Uno de los más preocupados será el suscriptor 17556639, quien en sus búsquedas utilizó repetidas veces estas frases: "cómo matar a su esposa", "asesino de esposa", "gente muerta", "fotos de muertos", "fotos de decapitados". El señor 17556639 también buscó información sobre "churrasco con queso", pero más vale no imaginar cómo se combinan esas búsquedas.
Durante unos diez días, por razones que el portavoz de AOL, Andrew Weinstein, calificó como "errores graves", la firma colgó en internet unos 19 millones de "búsquedas" hechas por más de 650.000 suscriptores durante tres meses. Cada vez que un usuario hace una búsqueda en internet -es decir, marca palabras sobre asuntos que le interesan en alguno de los sitios "buscadores"- la actividad queda registrada junto al número de suscriptor.
AOL es el cuarto mayor buscador de internet, por detrás de Google, Yahoo! y MSN, de Microsoft, y el incidente sale a luz cuando la firma intenta ampliar el número de suscriptores con ofertas de servicio gratuito.
Weinstein dijo que las búsquedas divulgadas representan alrededor de un 0,33% del total de las llevadas a cabo en las redes de AOL entre el 1° y el 31 de mayo pasado. AOL no divulgó la identidad de los suscriptores, sólo sus números, y los asuntos que les interesan.
Con esos datos, cualquier curioso que tenga unos mínimos conocimientos sobre uso de internet puede establecer las identidades de buena parte de esos usuarios.
Las listas muestran a suscriptores que han hecho búsquedas reiteradas de pornografía infantil, o "cómo decirle a tu familia que has sido víctima de incesto", o "cómo divorciarse de un cónyuge que está en la guerra".

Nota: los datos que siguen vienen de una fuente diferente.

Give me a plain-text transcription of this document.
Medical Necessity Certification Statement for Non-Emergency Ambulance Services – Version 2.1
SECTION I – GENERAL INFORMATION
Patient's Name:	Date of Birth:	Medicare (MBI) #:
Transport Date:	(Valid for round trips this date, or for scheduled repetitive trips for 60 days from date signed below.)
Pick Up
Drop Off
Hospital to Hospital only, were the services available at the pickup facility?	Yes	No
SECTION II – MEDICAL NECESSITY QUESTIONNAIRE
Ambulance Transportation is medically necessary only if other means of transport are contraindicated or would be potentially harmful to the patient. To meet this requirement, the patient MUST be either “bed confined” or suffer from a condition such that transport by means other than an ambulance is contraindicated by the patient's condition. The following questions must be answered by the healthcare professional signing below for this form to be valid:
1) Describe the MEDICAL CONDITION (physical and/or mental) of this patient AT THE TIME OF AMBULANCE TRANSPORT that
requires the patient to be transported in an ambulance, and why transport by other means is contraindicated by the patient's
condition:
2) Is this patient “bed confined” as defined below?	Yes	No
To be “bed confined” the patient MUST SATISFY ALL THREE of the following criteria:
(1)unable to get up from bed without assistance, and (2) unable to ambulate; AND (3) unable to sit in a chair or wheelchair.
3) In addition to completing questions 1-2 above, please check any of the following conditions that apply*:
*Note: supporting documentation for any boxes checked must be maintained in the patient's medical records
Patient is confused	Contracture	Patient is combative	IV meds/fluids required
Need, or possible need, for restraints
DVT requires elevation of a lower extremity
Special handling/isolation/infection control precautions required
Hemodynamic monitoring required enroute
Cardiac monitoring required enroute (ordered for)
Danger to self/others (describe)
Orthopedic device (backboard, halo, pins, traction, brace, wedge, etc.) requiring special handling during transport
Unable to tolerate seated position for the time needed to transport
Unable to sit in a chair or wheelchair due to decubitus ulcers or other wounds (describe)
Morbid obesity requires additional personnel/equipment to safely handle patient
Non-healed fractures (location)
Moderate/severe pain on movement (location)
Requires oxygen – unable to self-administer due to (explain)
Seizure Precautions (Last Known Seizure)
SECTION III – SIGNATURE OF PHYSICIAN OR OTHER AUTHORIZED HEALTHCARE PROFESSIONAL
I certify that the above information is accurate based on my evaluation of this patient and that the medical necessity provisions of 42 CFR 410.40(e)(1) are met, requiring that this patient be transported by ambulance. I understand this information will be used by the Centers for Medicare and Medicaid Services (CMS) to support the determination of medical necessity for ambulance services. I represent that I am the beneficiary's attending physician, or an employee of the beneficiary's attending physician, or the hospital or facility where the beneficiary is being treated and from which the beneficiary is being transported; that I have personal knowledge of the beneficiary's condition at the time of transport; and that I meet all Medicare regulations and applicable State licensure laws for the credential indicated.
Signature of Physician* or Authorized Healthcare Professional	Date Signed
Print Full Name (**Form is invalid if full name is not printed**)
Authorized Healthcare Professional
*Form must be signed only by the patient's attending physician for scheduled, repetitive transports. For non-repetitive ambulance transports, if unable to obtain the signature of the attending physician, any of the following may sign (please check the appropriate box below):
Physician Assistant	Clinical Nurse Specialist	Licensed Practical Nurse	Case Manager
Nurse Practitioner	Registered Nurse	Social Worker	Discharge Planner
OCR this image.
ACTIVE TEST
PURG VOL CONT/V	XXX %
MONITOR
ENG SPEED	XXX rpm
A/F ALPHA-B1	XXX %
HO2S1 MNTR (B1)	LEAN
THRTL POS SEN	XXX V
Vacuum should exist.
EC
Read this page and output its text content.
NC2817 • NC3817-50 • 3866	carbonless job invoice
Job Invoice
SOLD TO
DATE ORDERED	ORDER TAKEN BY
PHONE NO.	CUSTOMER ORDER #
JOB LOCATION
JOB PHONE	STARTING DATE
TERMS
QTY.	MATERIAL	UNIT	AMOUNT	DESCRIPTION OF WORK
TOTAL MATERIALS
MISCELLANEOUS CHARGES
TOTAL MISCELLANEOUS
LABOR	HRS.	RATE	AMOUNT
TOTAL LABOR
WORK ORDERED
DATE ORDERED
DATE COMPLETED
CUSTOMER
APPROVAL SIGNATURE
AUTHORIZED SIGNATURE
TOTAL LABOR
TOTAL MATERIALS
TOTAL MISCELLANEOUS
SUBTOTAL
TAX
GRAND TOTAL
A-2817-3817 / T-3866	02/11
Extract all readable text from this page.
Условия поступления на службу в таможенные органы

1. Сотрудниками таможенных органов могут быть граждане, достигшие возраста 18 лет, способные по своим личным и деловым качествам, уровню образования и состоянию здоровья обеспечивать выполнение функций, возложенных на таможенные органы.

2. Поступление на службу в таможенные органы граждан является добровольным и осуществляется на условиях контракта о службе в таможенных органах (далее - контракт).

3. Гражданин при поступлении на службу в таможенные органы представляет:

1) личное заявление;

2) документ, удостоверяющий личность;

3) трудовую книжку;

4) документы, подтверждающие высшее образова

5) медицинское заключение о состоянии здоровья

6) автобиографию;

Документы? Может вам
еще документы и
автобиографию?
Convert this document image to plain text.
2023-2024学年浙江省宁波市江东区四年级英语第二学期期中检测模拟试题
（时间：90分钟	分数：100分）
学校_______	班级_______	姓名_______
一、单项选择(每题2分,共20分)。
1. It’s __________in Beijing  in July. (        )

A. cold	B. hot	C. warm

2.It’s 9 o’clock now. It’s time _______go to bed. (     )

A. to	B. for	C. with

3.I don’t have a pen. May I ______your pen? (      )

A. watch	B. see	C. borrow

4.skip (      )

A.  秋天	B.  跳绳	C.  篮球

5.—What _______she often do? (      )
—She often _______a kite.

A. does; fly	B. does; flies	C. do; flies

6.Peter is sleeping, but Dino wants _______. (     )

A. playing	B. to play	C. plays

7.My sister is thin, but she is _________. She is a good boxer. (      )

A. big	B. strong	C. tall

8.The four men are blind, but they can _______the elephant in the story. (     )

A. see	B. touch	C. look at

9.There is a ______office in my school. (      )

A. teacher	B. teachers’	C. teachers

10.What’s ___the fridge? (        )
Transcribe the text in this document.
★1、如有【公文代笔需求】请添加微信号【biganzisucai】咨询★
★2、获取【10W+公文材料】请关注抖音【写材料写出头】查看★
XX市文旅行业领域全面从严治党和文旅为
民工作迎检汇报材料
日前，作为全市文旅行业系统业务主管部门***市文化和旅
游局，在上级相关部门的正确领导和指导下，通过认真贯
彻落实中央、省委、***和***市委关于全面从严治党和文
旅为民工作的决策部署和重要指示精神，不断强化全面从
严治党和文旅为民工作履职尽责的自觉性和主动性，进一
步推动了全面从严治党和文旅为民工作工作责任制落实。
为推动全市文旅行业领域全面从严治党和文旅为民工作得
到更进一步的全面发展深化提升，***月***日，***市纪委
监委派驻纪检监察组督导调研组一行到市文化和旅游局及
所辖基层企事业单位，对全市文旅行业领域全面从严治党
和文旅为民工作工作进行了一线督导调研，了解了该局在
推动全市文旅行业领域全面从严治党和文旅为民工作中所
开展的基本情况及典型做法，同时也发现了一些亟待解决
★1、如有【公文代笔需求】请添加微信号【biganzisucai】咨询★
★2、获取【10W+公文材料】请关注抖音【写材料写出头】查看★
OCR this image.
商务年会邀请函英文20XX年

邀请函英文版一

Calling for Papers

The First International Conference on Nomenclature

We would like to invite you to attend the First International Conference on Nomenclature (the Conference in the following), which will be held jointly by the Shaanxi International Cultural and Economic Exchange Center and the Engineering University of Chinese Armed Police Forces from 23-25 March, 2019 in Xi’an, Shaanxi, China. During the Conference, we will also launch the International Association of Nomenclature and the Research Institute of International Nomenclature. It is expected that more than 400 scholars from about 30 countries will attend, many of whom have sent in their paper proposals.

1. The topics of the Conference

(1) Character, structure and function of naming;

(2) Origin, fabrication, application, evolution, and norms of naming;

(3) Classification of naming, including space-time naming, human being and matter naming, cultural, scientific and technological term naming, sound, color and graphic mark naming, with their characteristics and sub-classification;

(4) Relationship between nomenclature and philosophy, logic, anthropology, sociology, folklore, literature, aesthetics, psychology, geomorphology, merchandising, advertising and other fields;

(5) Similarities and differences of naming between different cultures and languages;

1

Muchos por saber qué dicen otros sobre ellos, hacen búsquedas empleando sus propios nombres. Luego, en otros rastreos, es posible que tecleen su teléfono, su dirección, su número de tarjeta de crédito. El sitio Techcrunch fue el primero que alertó. "Si uno combina esas búsquedas para satisfacer el ego, con búsquedas de pornografía, están dadas las condiciones para un bochorno", escribió Michael Arrington en ese blog.